Для планов на будущее у того круга лиц, который направлял внешнюю политику Речи Посполитой, имели значение некоторые неофициальные контакты времени правления Лжедмитрия I. Главным источником сведений об этих контактах является сообщение гетмана Жолкевского в его «Записках». Гетман записал, что приехавший с официальным поручением от Лжедмитрия I к королю гонец Безобразов на тайной встрече с А. Госевским от имени Шуйских и Голицыных выразил сожаление, что король возвел на русский трон «подлого» человека. Они жаловались на его «тиранство», разврат, пристрастие к роскоши. Наиболее важным было сообщение, что они намерены его низложить, чтобы на трон мог взойти сын Сигизмунда III королевич Владислав[185]. Гонец Иван Безобразов приехал в Краков с просьбой выдать «опасную» грамоту для «великих послов», которых Лжедмитрий I был намерен направить к Сигизмунду III. Соответствующий документ датирован 24 января н. ст. 1606 г.[186] Это позволило уже А. Хиршбергу установить время, когда эти неофициальные контакты имели место[187].

С. М. Соловьев обратил внимание на источник, содержавший важные дополнительные сведения об этих контактах[188]. В конце 1615 г. под Смоленском должны были состояться первые после окончания Смуты крупные переговоры между Россией и Речью Посполитой. В связи с этим для русских представителей на переговорах были подготовлены подробные инструкции о том, какие обвинения следует предъявить представителям Речи Посполитой и как опровергать возможные обвинения с польско-литовской стороны. В частности, предполагалось, что комиссары Речи Посполитой могут утверждать, что бояре «приказывали» о своем желании видеть на русском троне Владислава «с Ываном Безобразовым да с Михаилом Толочановым»[189]. Так выясняется, что кроме Безобразова был и другой гонец, сын боярский из Брянска Михаил Федорович Толочанов, выполнявший подобное поручение.

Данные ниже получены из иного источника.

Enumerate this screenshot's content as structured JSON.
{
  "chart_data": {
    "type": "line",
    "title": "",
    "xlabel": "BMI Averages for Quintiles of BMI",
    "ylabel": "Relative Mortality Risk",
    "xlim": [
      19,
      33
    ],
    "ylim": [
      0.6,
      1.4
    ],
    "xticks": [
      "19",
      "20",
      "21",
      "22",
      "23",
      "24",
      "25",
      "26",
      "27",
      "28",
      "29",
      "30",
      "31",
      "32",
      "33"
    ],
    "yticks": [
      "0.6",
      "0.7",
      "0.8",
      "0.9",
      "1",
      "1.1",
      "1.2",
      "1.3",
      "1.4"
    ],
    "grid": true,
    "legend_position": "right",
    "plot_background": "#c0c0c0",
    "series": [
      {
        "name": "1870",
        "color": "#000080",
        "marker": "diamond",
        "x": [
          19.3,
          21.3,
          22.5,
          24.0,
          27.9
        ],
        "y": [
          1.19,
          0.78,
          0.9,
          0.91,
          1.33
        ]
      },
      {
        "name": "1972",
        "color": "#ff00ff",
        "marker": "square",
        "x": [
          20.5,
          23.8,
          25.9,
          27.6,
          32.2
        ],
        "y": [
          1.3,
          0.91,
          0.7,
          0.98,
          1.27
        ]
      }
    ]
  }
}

В том же источнике предписывалось опровергать утверждение, что «князь Василей Иванович Шуйской з братьею своею и со многими бояры» «некоторыми польскими и литовскими людми и с московскими людми» передавали свои просьбы королю избавить их от Лжедмитрия и «дать на Московское государство» своего сына Владислава[190]. Таким образом, в качестве посредников выступали не только русские гонцы, но и «польские и литовские люди», и, следовательно, не один, а несколько раз такие предложения представители русской правящей элиты адресовали польскому двору. Мотивы этих действий не представляются ясными, если учесть, что круг людей, обращавшихся к королю, после смерти Лжедмитрия поспешил возвести на русский престол Василия Шуйского. Возможно, играли свою роль опасения перед лицом массового народного движения, которое привело к власти Лжедмитрия I, для его устранения правящая элита могла нуждаться во внешней поддержке. Как бы то ни было, сам факт таких неоднократных обращений говорит о том, что возможность возведения польского принца на русский трон по крайней мере серьезно обсуждалась.

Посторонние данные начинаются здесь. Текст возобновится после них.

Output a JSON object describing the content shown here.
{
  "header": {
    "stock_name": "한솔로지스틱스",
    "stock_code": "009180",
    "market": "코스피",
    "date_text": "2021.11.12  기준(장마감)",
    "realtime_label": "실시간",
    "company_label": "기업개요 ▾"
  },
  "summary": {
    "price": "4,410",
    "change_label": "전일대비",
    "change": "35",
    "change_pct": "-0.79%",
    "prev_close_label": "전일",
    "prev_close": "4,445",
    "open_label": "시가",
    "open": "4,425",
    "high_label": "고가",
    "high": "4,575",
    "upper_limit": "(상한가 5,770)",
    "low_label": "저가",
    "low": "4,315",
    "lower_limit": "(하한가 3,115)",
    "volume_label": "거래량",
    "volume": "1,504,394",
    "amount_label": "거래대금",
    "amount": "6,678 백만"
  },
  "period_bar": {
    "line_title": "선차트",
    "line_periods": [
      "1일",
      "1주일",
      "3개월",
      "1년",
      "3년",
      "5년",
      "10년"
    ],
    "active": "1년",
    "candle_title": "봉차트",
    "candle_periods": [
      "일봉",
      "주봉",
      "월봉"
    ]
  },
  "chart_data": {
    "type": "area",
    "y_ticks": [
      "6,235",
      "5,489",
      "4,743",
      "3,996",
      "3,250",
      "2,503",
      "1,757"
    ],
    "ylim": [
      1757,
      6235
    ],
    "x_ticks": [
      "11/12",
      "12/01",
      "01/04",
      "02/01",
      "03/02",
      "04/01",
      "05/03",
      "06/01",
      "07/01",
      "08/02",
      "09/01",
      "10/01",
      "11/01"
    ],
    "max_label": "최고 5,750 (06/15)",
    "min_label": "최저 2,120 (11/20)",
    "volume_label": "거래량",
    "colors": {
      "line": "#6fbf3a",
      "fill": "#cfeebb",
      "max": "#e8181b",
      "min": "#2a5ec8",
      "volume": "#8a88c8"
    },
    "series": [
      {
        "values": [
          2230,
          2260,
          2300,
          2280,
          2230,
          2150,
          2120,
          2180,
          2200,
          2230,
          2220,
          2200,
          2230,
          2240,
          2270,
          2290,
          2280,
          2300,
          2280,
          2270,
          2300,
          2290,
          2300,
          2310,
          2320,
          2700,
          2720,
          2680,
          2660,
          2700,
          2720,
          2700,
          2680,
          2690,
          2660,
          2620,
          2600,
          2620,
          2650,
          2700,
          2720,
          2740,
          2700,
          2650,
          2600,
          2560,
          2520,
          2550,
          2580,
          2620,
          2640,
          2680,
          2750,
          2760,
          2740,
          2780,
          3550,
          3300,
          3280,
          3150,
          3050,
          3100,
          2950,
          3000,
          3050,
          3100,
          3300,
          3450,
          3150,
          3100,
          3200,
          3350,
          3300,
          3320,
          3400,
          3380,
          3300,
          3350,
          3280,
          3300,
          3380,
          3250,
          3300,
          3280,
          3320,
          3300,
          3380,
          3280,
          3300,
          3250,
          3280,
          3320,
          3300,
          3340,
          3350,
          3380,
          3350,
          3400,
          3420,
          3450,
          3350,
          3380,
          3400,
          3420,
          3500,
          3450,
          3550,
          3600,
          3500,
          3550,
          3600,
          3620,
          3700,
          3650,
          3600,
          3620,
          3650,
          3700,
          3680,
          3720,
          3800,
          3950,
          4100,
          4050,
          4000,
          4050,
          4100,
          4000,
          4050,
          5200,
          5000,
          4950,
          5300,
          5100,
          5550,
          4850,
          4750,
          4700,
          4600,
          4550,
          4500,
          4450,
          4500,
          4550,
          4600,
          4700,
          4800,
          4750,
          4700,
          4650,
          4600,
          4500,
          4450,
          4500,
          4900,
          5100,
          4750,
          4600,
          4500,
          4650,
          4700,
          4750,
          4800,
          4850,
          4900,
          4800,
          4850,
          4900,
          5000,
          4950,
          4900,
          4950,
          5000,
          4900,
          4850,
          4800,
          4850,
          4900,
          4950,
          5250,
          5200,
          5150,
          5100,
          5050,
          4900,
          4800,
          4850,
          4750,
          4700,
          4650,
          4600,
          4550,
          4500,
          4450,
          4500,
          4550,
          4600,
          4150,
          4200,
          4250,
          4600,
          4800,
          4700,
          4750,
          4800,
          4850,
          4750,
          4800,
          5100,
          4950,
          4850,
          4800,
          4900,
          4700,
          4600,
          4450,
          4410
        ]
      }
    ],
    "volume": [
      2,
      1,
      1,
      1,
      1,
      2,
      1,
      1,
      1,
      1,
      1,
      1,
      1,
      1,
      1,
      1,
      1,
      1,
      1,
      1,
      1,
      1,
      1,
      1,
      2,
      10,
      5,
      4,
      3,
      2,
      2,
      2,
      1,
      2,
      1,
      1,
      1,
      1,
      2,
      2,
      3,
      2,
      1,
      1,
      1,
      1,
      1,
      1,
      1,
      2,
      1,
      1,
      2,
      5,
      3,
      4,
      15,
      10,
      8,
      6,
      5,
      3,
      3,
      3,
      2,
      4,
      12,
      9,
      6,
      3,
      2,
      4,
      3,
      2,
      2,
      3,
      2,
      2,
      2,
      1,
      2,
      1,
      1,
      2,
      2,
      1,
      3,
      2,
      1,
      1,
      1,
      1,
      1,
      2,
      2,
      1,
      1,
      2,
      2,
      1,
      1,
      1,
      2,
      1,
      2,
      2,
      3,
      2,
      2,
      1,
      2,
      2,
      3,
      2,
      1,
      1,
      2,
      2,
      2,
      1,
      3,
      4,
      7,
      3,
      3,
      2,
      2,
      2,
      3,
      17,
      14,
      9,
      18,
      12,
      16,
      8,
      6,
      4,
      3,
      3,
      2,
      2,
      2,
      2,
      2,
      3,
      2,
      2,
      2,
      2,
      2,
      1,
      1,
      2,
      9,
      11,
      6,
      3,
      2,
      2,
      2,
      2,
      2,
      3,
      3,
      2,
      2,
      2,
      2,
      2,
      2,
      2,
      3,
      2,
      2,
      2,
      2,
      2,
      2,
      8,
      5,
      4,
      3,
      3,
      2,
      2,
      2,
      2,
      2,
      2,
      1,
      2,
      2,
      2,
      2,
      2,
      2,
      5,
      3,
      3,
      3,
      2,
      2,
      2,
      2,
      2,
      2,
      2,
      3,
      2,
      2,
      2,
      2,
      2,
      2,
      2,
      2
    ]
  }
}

Этот эпизод имел важное значение для планов восточной политики Речи Посполитой на будущее. Как будто открывался более прямой и непосредственный путь подчинения России польско-литовскому политическому влиянию, а неоднократные обращения русских высокопоставленных лиц должны были убеждать в его реальности.

Сложности, возникшие к весне 1606 г. в отношениях между Лжедмитрием I и правящими кругами Речи Посполитой, не должны заслонять того бесспорного факта, что с воцарением Лжедмитрия произошли важные и, с точки зрения правящих кругов Речи Посполитой, благоприятные перемены. Как уже отмечалось, жители Речи Посполитой получили возможность свободно посещать русскую территорию, многие из них были приняты на службу при дворе. Перспективы выглядели еще более благоприятными. Лжедмитрий I подтвердил данное им в Речи Посполитой обещание жениться на дочери сандомирского воеводы Юрия Мнишка Марине. Вместе с Мариной на царскую свадьбу направилась большая группа шляхтичей, часть которых несомненно рассчитывала сделать карьеру в России. Эти шляхтичи могли рассчитывать не только на придворные назначения в окружении Лжедмитрия, но и на получение выгодных должностей в тех обширных земельных владениях, которые Самозванец обещал выделить жене и тестю. Возможности для воздействия польско-литовского общества на русское тем самым расширились бы, и, с точки зрения польско-литовской политической элиты, это должно было привести к утверждению пропольской ориентации в русском обществе.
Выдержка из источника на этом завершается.